I have been doing some work with a customer over the last couple of weeks preparing to produce a new data model. Part of the process is to get an extract of invoices (header detail and line item detail) from the mainframe so that I can easily access all the records I want in SQL Server, and then bring them into PowerPivot as needed.
As you can see in this example, there are more than 19 million rows of data (40 columns in total).
When I look at the file size in SQL Server Express, you can see it is 5.4 GB of data.
The next thing I did was import the entire database (19 million rows) into PowerPivot. As I imported the data I started to think, and that gave me an idea about the title of this post – just how good is PowerPivot compression? Have a guess what the file size is for exactly the same data.
No, your eyes are not deceiving you. The PowerPivot version of exactly the same data is 424.4 MB. That is a compression ratio of 92.2% (the new file is just 7.8% the size of the original DB).
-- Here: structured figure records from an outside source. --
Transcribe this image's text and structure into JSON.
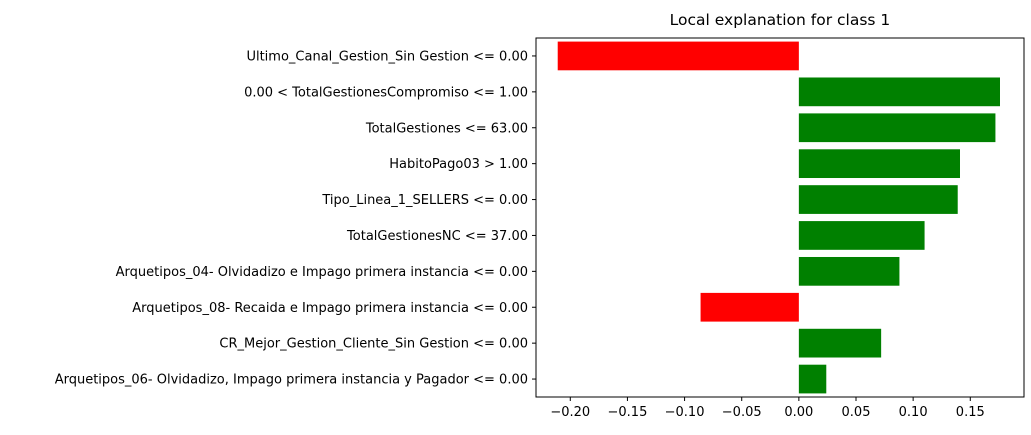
{
  "chart_data": {
    "type": "bar",
    "orientation": "horizontal",
    "title": "Local explanation for class 1",
    "xlabel": "",
    "ylabel": "",
    "categories": [
      "Ultimo_Canal_Gestion_Sin Gestion <= 0.00",
      "0.00 < TotalGestionesCompromiso <= 1.00",
      "TotalGestiones <= 63.00",
      "HabitoPago03 > 1.00",
      "Tipo_Linea_1_SELLERS <= 0.00",
      "TotalGestionesNC <= 37.00",
      "Arquetipos_04- Olvidadizo e Impago primera instancia <= 0.00",
      "Arquetipos_08- Recaida e Impago primera instancia <= 0.00",
      "CR_Mejor_Gestion_Cliente_Sin Gestion <= 0.00",
      "Arquetipos_06- Olvidadizo, Impago primera instancia y Pagador <= 0.00"
    ],
    "values": [
      -0.211,
      0.176,
      0.172,
      0.141,
      0.139,
      0.11,
      0.088,
      -0.086,
      0.072,
      0.024
    ],
    "xlim": [
      -0.23,
      0.197
    ],
    "xticks": [
      -0.2,
      -0.15,
      -0.1,
      -0.05,
      0.0,
      0.05,
      0.1,
      0.15
    ],
    "xtick_labels": [
      "−0.20",
      "−0.15",
      "−0.10",
      "−0.05",
      "0.00",
      "0.05",
      "0.10",
      "0.15"
    ],
    "grid": false,
    "legend": "none",
    "colors": {
      "positive": "#008000",
      "negative": "#ff0000"
    }
  }
}
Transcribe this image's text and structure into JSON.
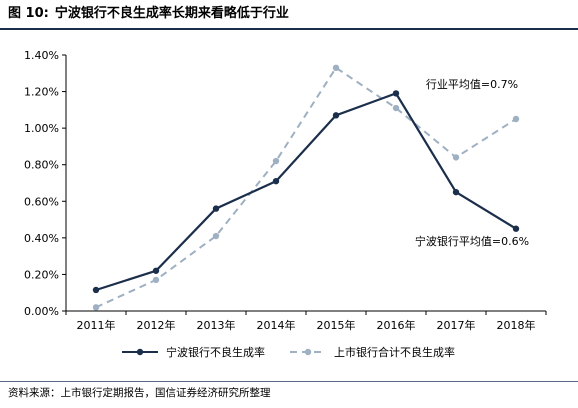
{
  "figure": {
    "number": "图 10:",
    "title": "宁波银行不良生成率长期来看略低于行业",
    "source": "资料来源：上市银行定期报告，国信证券经济研究所整理"
  },
  "colors": {
    "series_solid": "#1b2e4b",
    "series_dashed": "#9fb0c2",
    "rule": "#1b2e4b"
  },
  "chart_data": {
    "type": "line",
    "categories": [
      "2011年",
      "2012年",
      "2013年",
      "2014年",
      "2015年",
      "2016年",
      "2017年",
      "2018年"
    ],
    "series": [
      {
        "name": "宁波银行不良生成率",
        "style": "solid",
        "values": [
          0.00115,
          0.0022,
          0.0056,
          0.0071,
          0.0107,
          0.0119,
          0.0065,
          0.0045
        ]
      },
      {
        "name": "上市银行合计不良生成率",
        "style": "dashed",
        "values": [
          0.0002,
          0.0017,
          0.0041,
          0.0082,
          0.0133,
          0.0111,
          0.0084,
          0.0105
        ]
      }
    ],
    "ylim": [
      0,
      0.014
    ],
    "yticks": [
      "0.00%",
      "0.20%",
      "0.40%",
      "0.60%",
      "0.80%",
      "1.00%",
      "1.20%",
      "1.40%"
    ],
    "grid": false,
    "legend_position": "bottom",
    "annotations": [
      {
        "text": "行业平均值=0.7%",
        "anchor_category": "2017年",
        "anchor_value": 0.0122
      },
      {
        "text": "宁波银行平均值=0.6%",
        "anchor_category": "2017年",
        "anchor_value": 0.0036
      }
    ]
  }
}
I am sure you will agree that this is nothing short of amazing, and it is due to the way that PowerPivot leverags its xVelocity memory-optimised columnstore.
How does a Columnar Data Store Work?
They way xVelocity achieves such great compression is to store the data physically on the disk (and in memory) in columns of data instead of rows. When data is stored in rows, there is often very little opportunity for compression. That is because the data in each cell in the row is often very different to the data in the cell next to it. However when data is stored on disk in columns, the data in each cell in the column is often very similar, particularly if the column is sorted first. Let’s take an example of a column that contains a Goods and Services Tax code. For this GST code, there are only 2 possible values, “Y” or “N”. So if you sort this column of data before it is saved to disk, there will be massive compression saving opportunities.
Another truly amazing story about PowerPivot.